Hello Tweety Originally Posted by

**Tweety** The curve with parametric equations $\displaystyle x = 3t^{2} , y = 4t^{3} $ along with the tangent at the point with parameter t = 1

find the equation if this tangent and the coordinates of the point where it meets the curve again.

$\displaystyle \frac{dx}{dt} = 6t $

$\displaystyle \frac{dy}{dt} = 12t^{2} $

$\displaystyle \frac{dy}{dx} = \frac{12t^{2}}{6t} = 2t $

when t = 1

$\displaystyle x = 3 , y = 4 , \frac{dy}{dx} = 2 $

equation of tangent = $\displaystyle y -4 = 2(x-3) $

$\displaystyle y = 2x-2 $

however to find the coordinates of where the curve crosses the tangent again, would I not just be able to sub in the values of x and y into the tnagent equation?

$\displaystyle 4t^{3} = 2(3t^{2})-2 $

$\displaystyle 4t^{3} = 6t^{2} - 2 $ can't seem to solve from here,

any help appreicated.

thanks

Your working is perfect up to here.
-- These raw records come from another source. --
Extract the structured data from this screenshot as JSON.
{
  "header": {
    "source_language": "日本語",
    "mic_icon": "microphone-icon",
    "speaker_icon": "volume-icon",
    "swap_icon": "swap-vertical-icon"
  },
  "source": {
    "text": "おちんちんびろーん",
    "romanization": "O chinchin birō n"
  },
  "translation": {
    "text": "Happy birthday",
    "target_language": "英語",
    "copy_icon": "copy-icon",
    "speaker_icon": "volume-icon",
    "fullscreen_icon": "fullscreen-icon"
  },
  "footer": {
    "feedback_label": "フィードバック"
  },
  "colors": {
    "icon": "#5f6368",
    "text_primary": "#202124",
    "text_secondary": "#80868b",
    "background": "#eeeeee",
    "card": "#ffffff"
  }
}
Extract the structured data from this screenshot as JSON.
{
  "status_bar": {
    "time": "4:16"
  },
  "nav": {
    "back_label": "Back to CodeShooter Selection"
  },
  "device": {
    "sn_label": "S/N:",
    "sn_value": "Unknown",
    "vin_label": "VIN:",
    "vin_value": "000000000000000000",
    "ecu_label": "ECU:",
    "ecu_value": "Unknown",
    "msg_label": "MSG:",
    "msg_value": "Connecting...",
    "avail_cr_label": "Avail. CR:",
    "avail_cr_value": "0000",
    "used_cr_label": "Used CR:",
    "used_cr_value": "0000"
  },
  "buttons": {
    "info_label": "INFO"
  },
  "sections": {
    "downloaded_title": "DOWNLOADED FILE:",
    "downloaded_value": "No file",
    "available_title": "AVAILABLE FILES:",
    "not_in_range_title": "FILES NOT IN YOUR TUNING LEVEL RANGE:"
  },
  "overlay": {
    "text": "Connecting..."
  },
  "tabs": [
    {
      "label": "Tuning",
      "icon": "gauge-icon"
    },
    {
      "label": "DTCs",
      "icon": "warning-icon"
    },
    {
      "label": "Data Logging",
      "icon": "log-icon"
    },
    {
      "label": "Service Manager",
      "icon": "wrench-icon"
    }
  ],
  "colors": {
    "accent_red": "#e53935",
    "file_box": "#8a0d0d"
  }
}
Good job!

What you need to realise now is that the tangent at $\displaystyle t=1$ effectively cuts the curve in *two coincident points *where $\displaystyle t = 1$.

So $\displaystyle t=1$ will be a *repeated root *of your final equation, which is more simply written as:

$\displaystyle 2t^3-3t^2+1=0$

In other words $\displaystyle (t-1)^2$, or $\displaystyle (t^2-2t+1)$, is a factor of the LHS of:$\displaystyle 2t^3 - 3t^2 +1 =0$

So we get:$\displaystyle (t^2-2t+1)(2t+1)=0$

(Check it out: multiply out the brackets and you get $\displaystyle 2t^3-3t^2+1$.)

So the other value of $\displaystyle t$ is ...?

I'm sure you can take it from here.

Grandad